Keputusan PSSI menghentikan kompetisi Liga 1 pasca-tewasnya suporter Jakmania  di stadion Gelora Bandung Lautan Api, Minggu (23/9) saat pertandingan tuan rumah, Persib Bandung vs Persija Jakarta, sepertinya sebagai suatu keputusan yang diambil secara tergesa-gesa dan terkesan sebagai sikap yang kebablasan.
Betapa tidak. Menghentikan seluruh kegiatan kompetisi yang tengah berjalan, imbasnya akan lebih banyak lagi memakan korban. Asap dapur para para pemain yang terlibat dalam Liga 1 sudah pasti akan berhenti mengepul. Karena klub-klub yang menghidupi para pelaku sepak bola itu sendiri, akan kehilangan pemasukan yang selama ini mereka andalkan.

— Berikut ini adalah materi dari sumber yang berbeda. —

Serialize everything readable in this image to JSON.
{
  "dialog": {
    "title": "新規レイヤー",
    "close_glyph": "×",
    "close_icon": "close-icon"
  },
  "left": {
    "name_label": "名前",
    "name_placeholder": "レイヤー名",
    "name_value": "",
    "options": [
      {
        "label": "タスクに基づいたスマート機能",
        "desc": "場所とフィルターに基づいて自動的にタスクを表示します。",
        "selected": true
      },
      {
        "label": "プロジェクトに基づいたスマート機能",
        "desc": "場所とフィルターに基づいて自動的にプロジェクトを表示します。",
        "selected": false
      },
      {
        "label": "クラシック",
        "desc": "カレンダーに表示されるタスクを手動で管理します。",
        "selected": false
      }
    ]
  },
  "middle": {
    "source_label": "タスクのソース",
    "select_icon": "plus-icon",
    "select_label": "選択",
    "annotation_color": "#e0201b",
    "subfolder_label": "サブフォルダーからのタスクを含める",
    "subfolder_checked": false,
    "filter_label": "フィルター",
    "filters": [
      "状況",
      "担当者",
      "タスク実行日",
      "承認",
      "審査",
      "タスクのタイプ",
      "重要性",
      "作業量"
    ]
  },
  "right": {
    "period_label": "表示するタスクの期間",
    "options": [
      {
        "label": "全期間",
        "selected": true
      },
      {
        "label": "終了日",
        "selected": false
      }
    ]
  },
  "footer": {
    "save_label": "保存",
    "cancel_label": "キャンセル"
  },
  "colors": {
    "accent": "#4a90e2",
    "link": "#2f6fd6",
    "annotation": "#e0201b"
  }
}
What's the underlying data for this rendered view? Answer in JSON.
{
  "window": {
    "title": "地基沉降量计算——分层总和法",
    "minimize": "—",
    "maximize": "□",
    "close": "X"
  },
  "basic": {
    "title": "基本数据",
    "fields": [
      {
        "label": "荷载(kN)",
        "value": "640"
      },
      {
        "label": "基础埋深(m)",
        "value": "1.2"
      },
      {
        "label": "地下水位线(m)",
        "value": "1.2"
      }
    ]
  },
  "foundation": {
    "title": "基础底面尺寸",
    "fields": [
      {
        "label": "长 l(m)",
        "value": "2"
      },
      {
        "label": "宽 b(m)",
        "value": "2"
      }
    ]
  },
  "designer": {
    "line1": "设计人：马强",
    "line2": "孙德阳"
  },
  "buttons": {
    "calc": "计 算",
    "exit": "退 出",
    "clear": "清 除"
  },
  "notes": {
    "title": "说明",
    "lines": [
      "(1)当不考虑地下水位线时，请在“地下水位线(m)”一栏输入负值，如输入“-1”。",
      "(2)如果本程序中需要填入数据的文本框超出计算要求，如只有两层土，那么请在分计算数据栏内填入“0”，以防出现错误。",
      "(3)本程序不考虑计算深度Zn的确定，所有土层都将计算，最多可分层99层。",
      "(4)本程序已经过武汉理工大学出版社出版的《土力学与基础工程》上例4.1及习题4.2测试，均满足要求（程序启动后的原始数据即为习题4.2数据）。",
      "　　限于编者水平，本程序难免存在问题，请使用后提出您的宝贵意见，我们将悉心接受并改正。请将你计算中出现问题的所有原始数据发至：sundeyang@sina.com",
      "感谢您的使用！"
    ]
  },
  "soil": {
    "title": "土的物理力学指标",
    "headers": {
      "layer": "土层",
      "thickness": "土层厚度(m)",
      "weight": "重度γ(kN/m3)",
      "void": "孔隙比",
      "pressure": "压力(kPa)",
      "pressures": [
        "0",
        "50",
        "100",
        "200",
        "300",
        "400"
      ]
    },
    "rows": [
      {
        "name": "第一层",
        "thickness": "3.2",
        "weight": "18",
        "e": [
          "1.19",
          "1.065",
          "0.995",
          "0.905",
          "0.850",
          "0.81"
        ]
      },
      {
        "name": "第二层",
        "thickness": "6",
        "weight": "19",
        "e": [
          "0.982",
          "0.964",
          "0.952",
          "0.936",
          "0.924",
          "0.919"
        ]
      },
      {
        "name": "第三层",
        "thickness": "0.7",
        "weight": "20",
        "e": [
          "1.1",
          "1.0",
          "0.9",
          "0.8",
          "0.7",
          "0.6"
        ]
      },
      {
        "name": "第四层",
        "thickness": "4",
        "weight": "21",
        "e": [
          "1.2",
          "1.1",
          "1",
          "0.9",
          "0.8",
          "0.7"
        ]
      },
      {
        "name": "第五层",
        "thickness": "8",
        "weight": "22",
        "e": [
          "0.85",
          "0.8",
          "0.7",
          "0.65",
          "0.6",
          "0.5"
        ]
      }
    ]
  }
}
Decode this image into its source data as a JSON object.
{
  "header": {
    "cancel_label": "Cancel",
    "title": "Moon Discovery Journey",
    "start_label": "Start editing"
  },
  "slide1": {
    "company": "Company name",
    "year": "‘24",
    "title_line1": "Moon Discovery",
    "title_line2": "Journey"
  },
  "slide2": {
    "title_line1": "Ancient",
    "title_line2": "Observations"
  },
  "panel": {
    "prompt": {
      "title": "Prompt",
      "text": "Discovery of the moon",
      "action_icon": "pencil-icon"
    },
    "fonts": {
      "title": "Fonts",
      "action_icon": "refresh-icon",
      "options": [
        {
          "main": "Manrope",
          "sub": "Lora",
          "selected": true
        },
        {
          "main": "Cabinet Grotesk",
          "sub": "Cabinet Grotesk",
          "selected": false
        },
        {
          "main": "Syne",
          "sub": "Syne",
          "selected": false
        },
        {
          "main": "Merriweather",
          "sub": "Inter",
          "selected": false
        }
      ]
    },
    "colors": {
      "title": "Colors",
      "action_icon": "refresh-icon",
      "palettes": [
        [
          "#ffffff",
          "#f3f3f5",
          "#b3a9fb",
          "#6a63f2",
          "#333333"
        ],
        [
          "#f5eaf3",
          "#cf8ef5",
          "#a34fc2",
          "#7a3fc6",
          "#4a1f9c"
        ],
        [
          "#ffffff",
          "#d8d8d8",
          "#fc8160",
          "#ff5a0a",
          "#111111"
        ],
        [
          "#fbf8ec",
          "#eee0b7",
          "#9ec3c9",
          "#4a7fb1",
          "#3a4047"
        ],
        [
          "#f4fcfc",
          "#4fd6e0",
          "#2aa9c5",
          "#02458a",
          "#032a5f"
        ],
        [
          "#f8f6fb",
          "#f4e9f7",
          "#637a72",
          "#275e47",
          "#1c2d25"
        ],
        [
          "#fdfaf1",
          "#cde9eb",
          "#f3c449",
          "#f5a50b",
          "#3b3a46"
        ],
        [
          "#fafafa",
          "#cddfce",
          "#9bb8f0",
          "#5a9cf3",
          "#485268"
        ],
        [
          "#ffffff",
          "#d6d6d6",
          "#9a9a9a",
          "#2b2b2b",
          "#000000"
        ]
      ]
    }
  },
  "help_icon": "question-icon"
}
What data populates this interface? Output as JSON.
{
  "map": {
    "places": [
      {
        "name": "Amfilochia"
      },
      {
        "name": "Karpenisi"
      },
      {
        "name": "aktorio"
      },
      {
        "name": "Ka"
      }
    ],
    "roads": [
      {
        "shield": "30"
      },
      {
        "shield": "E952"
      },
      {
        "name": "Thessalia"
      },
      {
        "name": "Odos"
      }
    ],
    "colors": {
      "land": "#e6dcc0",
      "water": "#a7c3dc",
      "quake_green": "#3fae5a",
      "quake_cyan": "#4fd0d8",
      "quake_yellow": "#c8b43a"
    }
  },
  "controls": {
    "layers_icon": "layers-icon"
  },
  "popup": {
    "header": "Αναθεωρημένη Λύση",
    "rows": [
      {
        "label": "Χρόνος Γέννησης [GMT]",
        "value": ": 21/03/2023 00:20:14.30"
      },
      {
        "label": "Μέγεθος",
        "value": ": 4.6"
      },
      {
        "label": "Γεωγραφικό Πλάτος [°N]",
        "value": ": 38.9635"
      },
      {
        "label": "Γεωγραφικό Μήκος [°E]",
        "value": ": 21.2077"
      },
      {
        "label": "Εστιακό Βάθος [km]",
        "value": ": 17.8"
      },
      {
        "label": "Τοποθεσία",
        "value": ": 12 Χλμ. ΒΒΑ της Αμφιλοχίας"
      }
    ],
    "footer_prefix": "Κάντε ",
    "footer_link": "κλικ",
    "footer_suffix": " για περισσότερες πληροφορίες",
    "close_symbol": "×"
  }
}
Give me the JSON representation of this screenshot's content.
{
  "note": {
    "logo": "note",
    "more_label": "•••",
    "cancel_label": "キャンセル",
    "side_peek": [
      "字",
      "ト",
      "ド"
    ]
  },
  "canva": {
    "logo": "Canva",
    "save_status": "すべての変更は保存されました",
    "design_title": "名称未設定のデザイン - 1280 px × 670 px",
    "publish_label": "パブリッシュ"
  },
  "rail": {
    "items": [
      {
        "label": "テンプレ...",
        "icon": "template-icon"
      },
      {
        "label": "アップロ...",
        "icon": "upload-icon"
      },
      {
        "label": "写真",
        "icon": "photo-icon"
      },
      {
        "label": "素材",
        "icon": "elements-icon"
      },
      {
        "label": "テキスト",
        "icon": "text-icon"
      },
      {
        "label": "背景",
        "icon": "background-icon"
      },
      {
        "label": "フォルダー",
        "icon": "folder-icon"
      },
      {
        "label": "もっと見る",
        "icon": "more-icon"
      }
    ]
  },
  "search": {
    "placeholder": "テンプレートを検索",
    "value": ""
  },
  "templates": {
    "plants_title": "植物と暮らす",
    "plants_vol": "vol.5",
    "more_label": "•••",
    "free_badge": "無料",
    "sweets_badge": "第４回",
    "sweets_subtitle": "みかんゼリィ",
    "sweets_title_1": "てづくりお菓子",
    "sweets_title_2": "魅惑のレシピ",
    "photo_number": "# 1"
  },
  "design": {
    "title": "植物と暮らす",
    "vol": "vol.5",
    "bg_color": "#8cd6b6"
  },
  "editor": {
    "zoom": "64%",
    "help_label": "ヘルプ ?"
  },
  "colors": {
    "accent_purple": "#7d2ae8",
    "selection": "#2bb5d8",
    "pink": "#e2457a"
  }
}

Bahkan bukan hanya para pelaku sepak bola saja yang menjadi korban dari keputusan tersebut. Penonton di luar dua kelompok yang berseteru itu pun kena getahnya. Padahal mereka adalah penonton setia, yang santun, dan mau membayar tiket masuk stadion dengan ikhlas.
Dampak yang paling memprihatinkan dari semua itu, bisa jadi prestasi sepak bola di kancah regional (Asia Tenggara) maupun tingkat Asia -- kalau bicara tingkat dunia masih terlalu jauh di awang-awang kan? -- akan semakin terpuruk saja. Sebab, bukankah  kompetisi merupakan salah satu  bentuk pembinaanbibit-bibit unggul pemain timnas merah-putih?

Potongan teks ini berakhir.